Here is Professor Rozeff:
Ever since inflation took off in the 1960s, the food has gone downhill. That's not the only cause of it, but it's one cause. The food companies have tried to hold prices down by cheapening the food and cutting down the quantities. They've eliminated many good ingredients and substituted drek. There are foods today that I wouldn't feed to a dog.

Many bacon makers have watered the bacon. Water is a cheap ingredient! When you fry it, the water comes out and so does some white guck. I made bacon from the age of 10, and I can tell you for sure that this stuff isn't cutting it. The meat itself? Forget it!
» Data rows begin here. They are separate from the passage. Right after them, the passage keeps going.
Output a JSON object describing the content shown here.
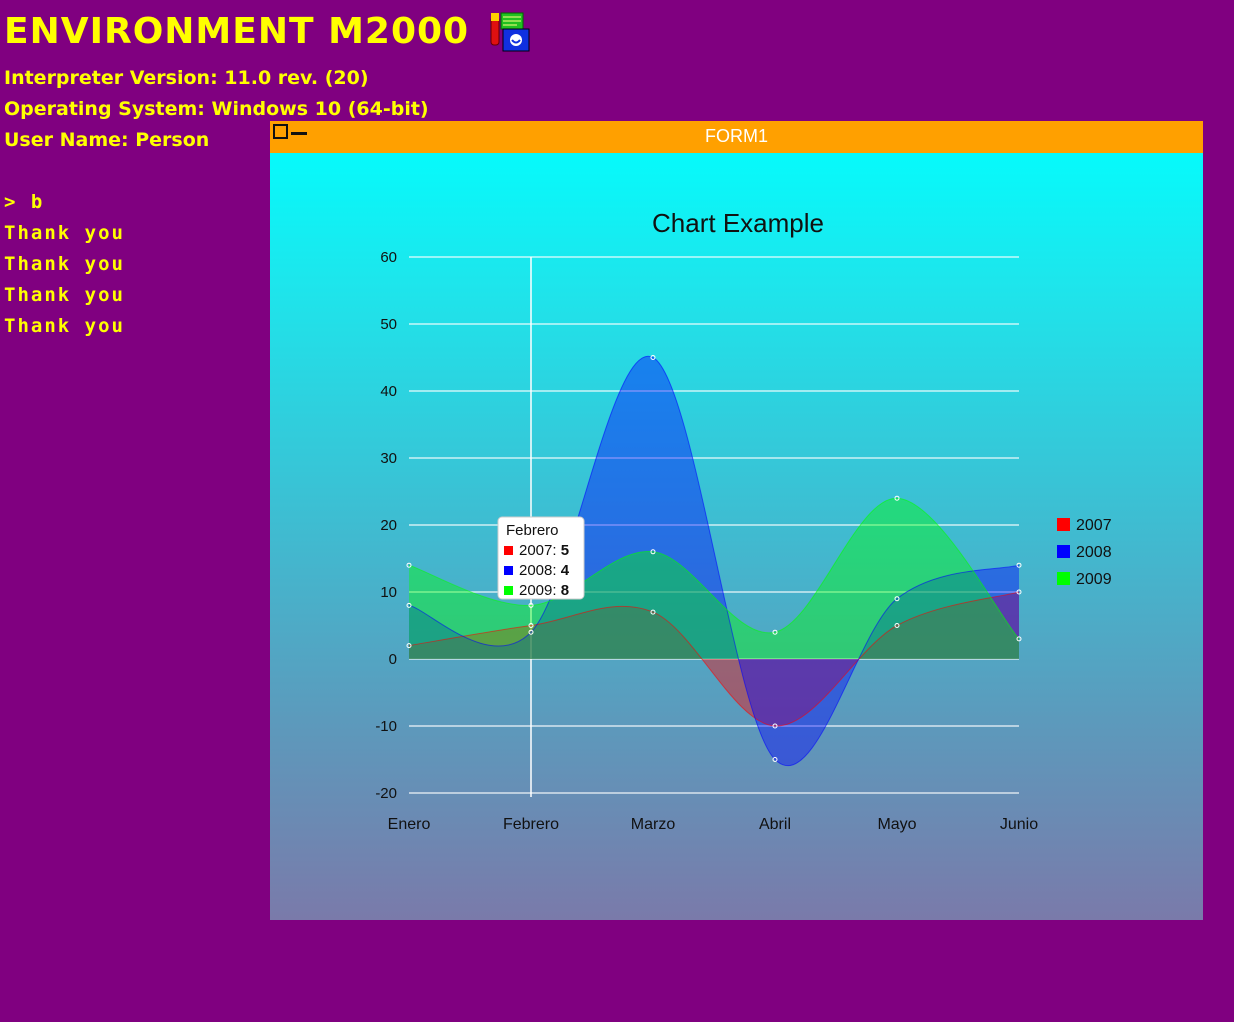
{
  "console": {
    "title": "ENVIRONMENT M2000",
    "interpreter": "Interpreter Version: 11.0 rev. (20)",
    "os": "Operating System: Windows 10 (64-bit)",
    "user": "User Name: Person",
    "command": "> b",
    "output": [
      "Thank you",
      "Thank you",
      "Thank you",
      "Thank you"
    ]
  },
  "window": {
    "title": "FORM1"
  },
  "colors": {
    "background": "#800080",
    "text": "#ffff00",
    "titlebar": "#ffa000"
  },
  "chart_data": {
    "type": "area",
    "title": "Chart Example",
    "categories": [
      "Enero",
      "Febrero",
      "Marzo",
      "Abril",
      "Mayo",
      "Junio"
    ],
    "ylim": [
      -20,
      60
    ],
    "yticks": [
      60,
      50,
      40,
      30,
      20,
      10,
      0,
      -10,
      -20
    ],
    "grid": true,
    "legend_position": "right",
    "series": [
      {
        "name": "2007",
        "values": [
          2,
          5,
          7,
          -10,
          5,
          10
        ],
        "color": "#ff0000"
      },
      {
        "name": "2008",
        "values": [
          8,
          4,
          45,
          -15,
          9,
          14
        ],
        "color": "#0000ff"
      },
      {
        "name": "2009",
        "values": [
          14,
          8,
          16,
          4,
          24,
          3
        ],
        "color": "#00ff00"
      }
    ],
    "tooltip": {
      "category": "Febrero",
      "items": [
        {
          "name": "2007",
          "value": "5"
        },
        {
          "name": "2008",
          "value": "4"
        },
        {
          "name": "2009",
          "value": "8"
        }
      ]
    }
  }
}
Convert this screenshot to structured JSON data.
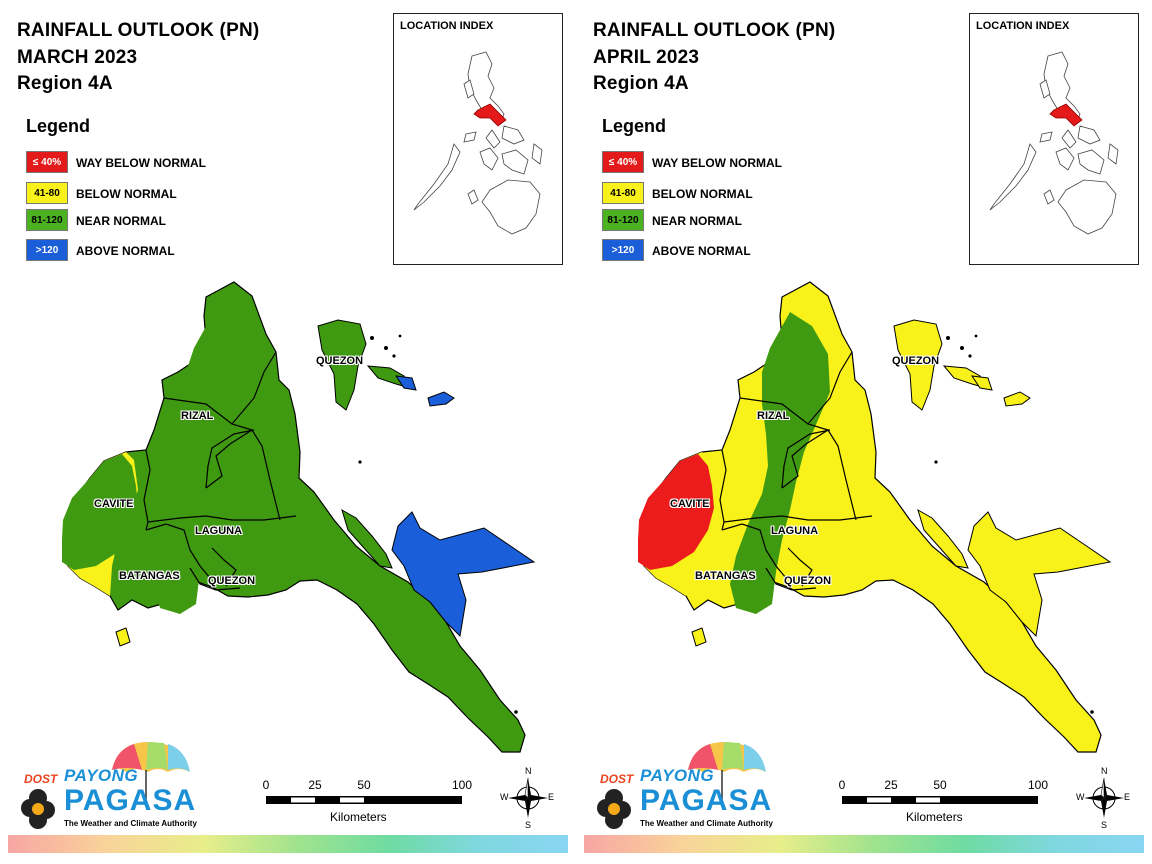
{
  "panels": [
    {
      "title_line1": "RAINFALL OUTLOOK (PN)",
      "title_line2": "MARCH 2023",
      "title_line3": "Region 4A",
      "provinces": {
        "quezon_north": "QUEZON",
        "rizal": "RIZAL",
        "cavite": "CAVITE",
        "laguna": "LAGUNA",
        "batangas": "BATANGAS",
        "quezon_south": "QUEZON"
      },
      "colors": {
        "mainland": "#3f9a11",
        "west_cavite": "#f9f21a",
        "bondoc_east": "#1a5fd9",
        "north_islands": "#3f9a11",
        "east_islands": "#1a5fd9",
        "islet_small": "#f9f21a",
        "central_band": "#3f9a11",
        "west_red": "#3f9a11"
      }
    },
    {
      "title_line1": "RAINFALL OUTLOOK (PN)",
      "title_line2": "APRIL 2023",
      "title_line3": "Region 4A",
      "provinces": {
        "quezon_north": "QUEZON",
        "rizal": "RIZAL",
        "cavite": "CAVITE",
        "laguna": "LAGUNA",
        "batangas": "BATANGAS",
        "quezon_south": "QUEZON"
      },
      "colors": {
        "mainland": "#f9f21a",
        "west_cavite": "#f9f21a",
        "bondoc_east": "#f9f21a",
        "north_islands": "#f9f21a",
        "east_islands": "#f9f21a",
        "islet_small": "#f9f21a",
        "central_band": "#3f9a11",
        "west_red": "#ec1c1c"
      }
    }
  ],
  "legend": {
    "title": "Legend",
    "items": [
      {
        "swatch_text": "≤ 40%",
        "label": "WAY BELOW NORMAL",
        "color": "#e41a1a",
        "text_color": "#ffffff"
      },
      {
        "swatch_text": "41-80",
        "label": "BELOW NORMAL",
        "color": "#f9f21a",
        "text_color": "#000000"
      },
      {
        "swatch_text": "81-120",
        "label": "NEAR NORMAL",
        "color": "#4cb221",
        "text_color": "#000000"
      },
      {
        "swatch_text": ">120",
        "label": "ABOVE NORMAL",
        "color": "#1a5fd9",
        "text_color": "#ffffff"
      }
    ]
  },
  "location_index": {
    "title": "LOCATION INDEX",
    "highlight_color": "#e41a1a"
  },
  "logo": {
    "dost": "DOST",
    "payong": "PAYONG",
    "pagasa": "PAGASA",
    "tagline": "The Weather and Climate Authority"
  },
  "scale_bar": {
    "ticks": [
      "0",
      "25",
      "50",
      "100"
    ],
    "unit": "Kilometers"
  },
  "compass": {
    "n": "N",
    "s": "S",
    "e": "E",
    "w": "W"
  }
}
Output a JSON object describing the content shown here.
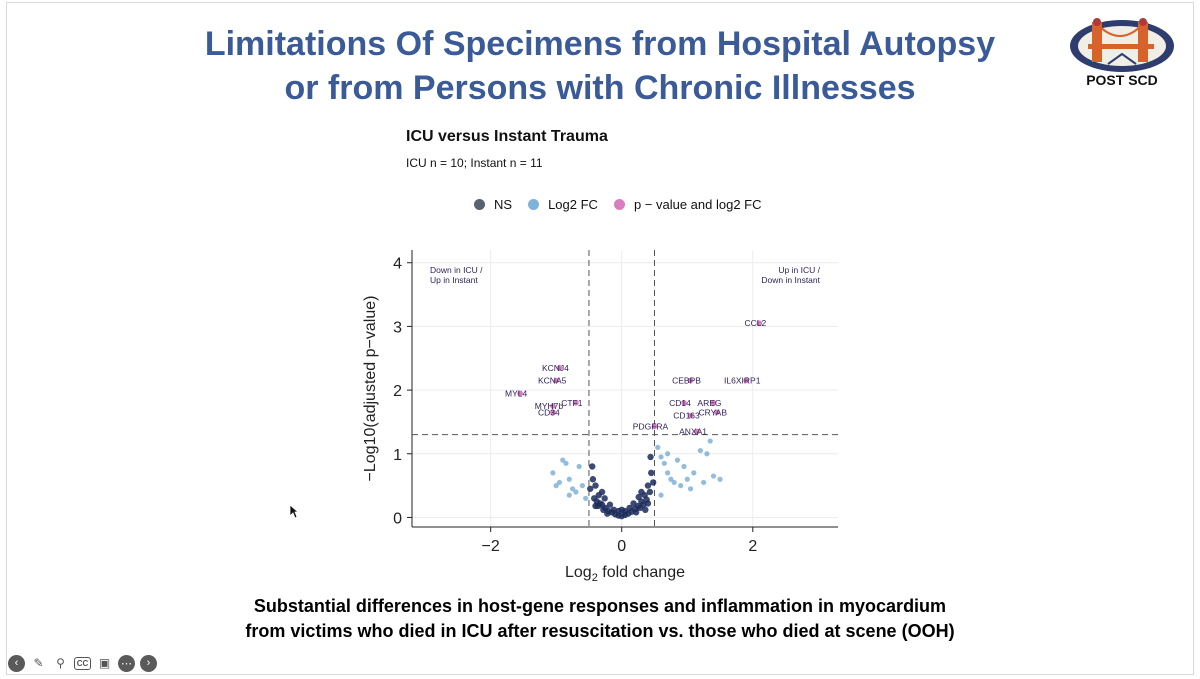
{
  "slide": {
    "title_line1": "Limitations Of Specimens from Hospital Autopsy",
    "title_line2": "or from Persons with Chronic Illnesses",
    "logo_text": "POST SCD",
    "caption_line1": "Substantial differences in host-gene responses and inflammation in myocardium",
    "caption_line2": "from victims who died in ICU after resuscitation vs. those who died at scene (OOH)"
  },
  "toolbar": {
    "icons": [
      "back-icon",
      "pen-icon",
      "zoom-icon",
      "cc-icon",
      "video-icon",
      "more-icon",
      "forward-icon"
    ],
    "cc_label": "CC"
  },
  "colors": {
    "title": "#3b5a98",
    "ns": "#5a6270",
    "log2fc": "#7fb2d9",
    "both": "#d77fbf",
    "dark_points": "#1b2a5a",
    "label": "#2d1f55"
  },
  "chart_data": {
    "type": "scatter",
    "title": "ICU versus Instant Trauma",
    "subtitle": "ICU n = 10; Instant n = 11",
    "xlabel_main": "Log",
    "xlabel_sub": "2",
    "xlabel_rest": " fold change",
    "ylabel": "−Log10(adjusted p−value)",
    "xlim": [
      -3.2,
      3.3
    ],
    "ylim": [
      -0.15,
      4.2
    ],
    "x_ticks": [
      -2,
      0,
      2
    ],
    "x_tick_labels": [
      "−2",
      "0",
      "2"
    ],
    "y_ticks": [
      0,
      1,
      2,
      3,
      4
    ],
    "y_tick_labels": [
      "0",
      "1",
      "2",
      "3",
      "4"
    ],
    "thresholds": {
      "fc": [
        -0.5,
        0.5
      ],
      "p": 1.3
    },
    "legend": [
      {
        "name": "NS",
        "color": "#5a6270"
      },
      {
        "name": "Log2 FC",
        "color": "#7fb2d9"
      },
      {
        "name": "p − value and log2 FC",
        "color": "#d77fbf"
      }
    ],
    "corner_labels": {
      "left_line1": "Down in ICU /",
      "left_line2": "Up in Instant",
      "right_line1": "Up in ICU /",
      "right_line2": "Down in Instant"
    },
    "significant": [
      {
        "gene": "CCL2",
        "x": 2.1,
        "y": 3.05
      },
      {
        "gene": "KCNJ4",
        "x": -0.95,
        "y": 2.35
      },
      {
        "gene": "KCNA5",
        "x": -1.0,
        "y": 2.15
      },
      {
        "gene": "MYL4",
        "x": -1.55,
        "y": 1.95
      },
      {
        "gene": "MYH7b",
        "x": -1.05,
        "y": 1.75
      },
      {
        "gene": "CD34",
        "x": -1.05,
        "y": 1.65
      },
      {
        "gene": "CTF1",
        "x": -0.7,
        "y": 1.8
      },
      {
        "gene": "CEBPB",
        "x": 1.05,
        "y": 2.15
      },
      {
        "gene": "IL6XIRP1",
        "x": 1.9,
        "y": 2.15
      },
      {
        "gene": "CD14",
        "x": 0.95,
        "y": 1.8
      },
      {
        "gene": "AREG",
        "x": 1.4,
        "y": 1.8
      },
      {
        "gene": "CD163",
        "x": 1.05,
        "y": 1.6
      },
      {
        "gene": "CRYAB",
        "x": 1.45,
        "y": 1.65
      },
      {
        "gene": "PDGFRA",
        "x": 0.5,
        "y": 1.43
      },
      {
        "gene": "ANXA1",
        "x": 1.15,
        "y": 1.35
      }
    ],
    "fc_only": [
      [
        -1.05,
        0.7
      ],
      [
        -0.95,
        0.55
      ],
      [
        -0.9,
        0.9
      ],
      [
        -0.85,
        0.85
      ],
      [
        -0.8,
        0.6
      ],
      [
        -0.75,
        0.45
      ],
      [
        -0.7,
        0.4
      ],
      [
        -0.65,
        0.8
      ],
      [
        -0.6,
        0.5
      ],
      [
        -0.55,
        0.3
      ],
      [
        -1.0,
        0.5
      ],
      [
        -0.8,
        0.35
      ],
      [
        0.55,
        1.1
      ],
      [
        0.6,
        0.95
      ],
      [
        0.65,
        0.85
      ],
      [
        0.7,
        0.7
      ],
      [
        0.75,
        0.6
      ],
      [
        0.8,
        0.55
      ],
      [
        0.85,
        0.9
      ],
      [
        0.9,
        0.5
      ],
      [
        0.95,
        0.8
      ],
      [
        1.0,
        0.6
      ],
      [
        1.05,
        0.45
      ],
      [
        1.1,
        0.7
      ],
      [
        1.2,
        1.05
      ],
      [
        1.3,
        1.0
      ],
      [
        1.35,
        1.2
      ],
      [
        1.4,
        0.65
      ],
      [
        1.5,
        0.6
      ],
      [
        0.7,
        1.0
      ],
      [
        0.6,
        0.35
      ],
      [
        1.25,
        0.55
      ]
    ],
    "ns": [
      [
        -0.45,
        0.8
      ],
      [
        -0.4,
        0.5
      ],
      [
        -0.35,
        0.35
      ],
      [
        -0.3,
        0.2
      ],
      [
        -0.25,
        0.15
      ],
      [
        -0.2,
        0.1
      ],
      [
        -0.15,
        0.08
      ],
      [
        -0.1,
        0.05
      ],
      [
        -0.05,
        0.03
      ],
      [
        0.0,
        0.02
      ],
      [
        0.05,
        0.04
      ],
      [
        0.1,
        0.06
      ],
      [
        0.15,
        0.09
      ],
      [
        0.2,
        0.13
      ],
      [
        0.25,
        0.18
      ],
      [
        0.3,
        0.25
      ],
      [
        0.35,
        0.35
      ],
      [
        0.4,
        0.5
      ],
      [
        0.45,
        0.7
      ],
      [
        -0.42,
        0.3
      ],
      [
        -0.38,
        0.25
      ],
      [
        -0.33,
        0.22
      ],
      [
        -0.28,
        0.12
      ],
      [
        -0.22,
        0.06
      ],
      [
        0.22,
        0.08
      ],
      [
        0.28,
        0.15
      ],
      [
        0.33,
        0.2
      ],
      [
        0.38,
        0.28
      ],
      [
        0.43,
        0.4
      ],
      [
        -0.48,
        0.45
      ],
      [
        0.48,
        0.55
      ],
      [
        -0.3,
        0.4
      ],
      [
        0.3,
        0.4
      ],
      [
        -0.18,
        0.2
      ],
      [
        0.18,
        0.22
      ],
      [
        -0.12,
        0.12
      ],
      [
        0.12,
        0.15
      ],
      [
        -0.05,
        0.1
      ],
      [
        0.05,
        0.1
      ],
      [
        -0.44,
        0.6
      ],
      [
        0.44,
        0.95
      ],
      [
        -0.36,
        0.18
      ],
      [
        0.36,
        0.12
      ],
      [
        0.0,
        0.12
      ],
      [
        -0.26,
        0.3
      ],
      [
        0.26,
        0.32
      ],
      [
        0.4,
        0.22
      ],
      [
        -0.4,
        0.18
      ]
    ]
  }
}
They've bred the fat out of pork, beef, and now lamb and with it went the flavor, the juiciness, and the tenderness. If you watch the food shows on TV, the cooks are constantly adding everything under the sun to the meats in an effort to create something that tastes halfway decent.

A can that says chunk tuna fish actually contains flakes that used to be what cat food was. Many common soups are salt baskets.

If a package says ORIGINAL INGREDIENTS, you simply cannot believe it! It will usually have partially hydrogenated oil and corn syrup and high fructose corn syrup, stuff that didn't exist when many of these brands first began or else wasn't used. They used to use sugar. A Sara Lee cake when first introduced was almost as good as homemade because it had the butter and makings that people used in their kitchens. It still has some butter down there after soybean oil, although maybe not since it says the butter is (cream, salt) . It has "Sugar, enriched bleached flour (wheat flour, niacin, iron, thiamin mononitrate, riboflavin, folic acid), water, eggs, soybean oil, butter (cream, salt), skim milk, corn syrup." That's before the 2% or less of the chemicals: "glycerin, leavening (sodium aluminum phosphate, baking soda, monocalcium phosphate), corn starch, natural and artificial flavors, salt, mono- and diglycerides, potassium sorbate (preservative), gums (xanthan, gellan), colored with (turmeric and annatto extract), wheat starch, soy lecithin, soy flour." Sara Lee is one of the better cases. Your typical product is usually even worse.
I find this anecdote highly relevant here in the Philippines. 

When I recently interviewed my neighborhood carinderias or eateries (small scale informal food retail businesses) on how they usually respond to rising commodity prices, their reply has mostly been to reduce the content or quantity or quality of their servings, first, because of the fear that raising prices would diminish the capacity of their consumers to spend or would lead to "poor sales".

Simon Black of the Sovereign Man labels such value deflation as shadow inflation,
Value deflation is not taught at university economics courses; you’ll never hear any of these Nobel economists or central bankers mention it. Stiglitz, Krugman, and Bernanke all happily tow the line that ‘there is no inflation’ because the price of iPads keeps going down.

These are the people who have the power to influence policy and conjure trillions of dollars out of thin air… and it’s amazing how easily they can hide the truth from people through this shadow inflation.

Curiously, this is what passes as a free society today. It is a truly, truly bizarre system.’
It’s unfortunate to see how these small scale entrepreneurs, fighting for survival, gets the kernel of the blame from supposed unethical practices, which has been used to justify more regulatory interventions (promoted by mainstream media), when they have merely been responding to the incentives brought about by immoral policies.

This shows how policies of inflationism-interventionism destroys the moral fabric of a society.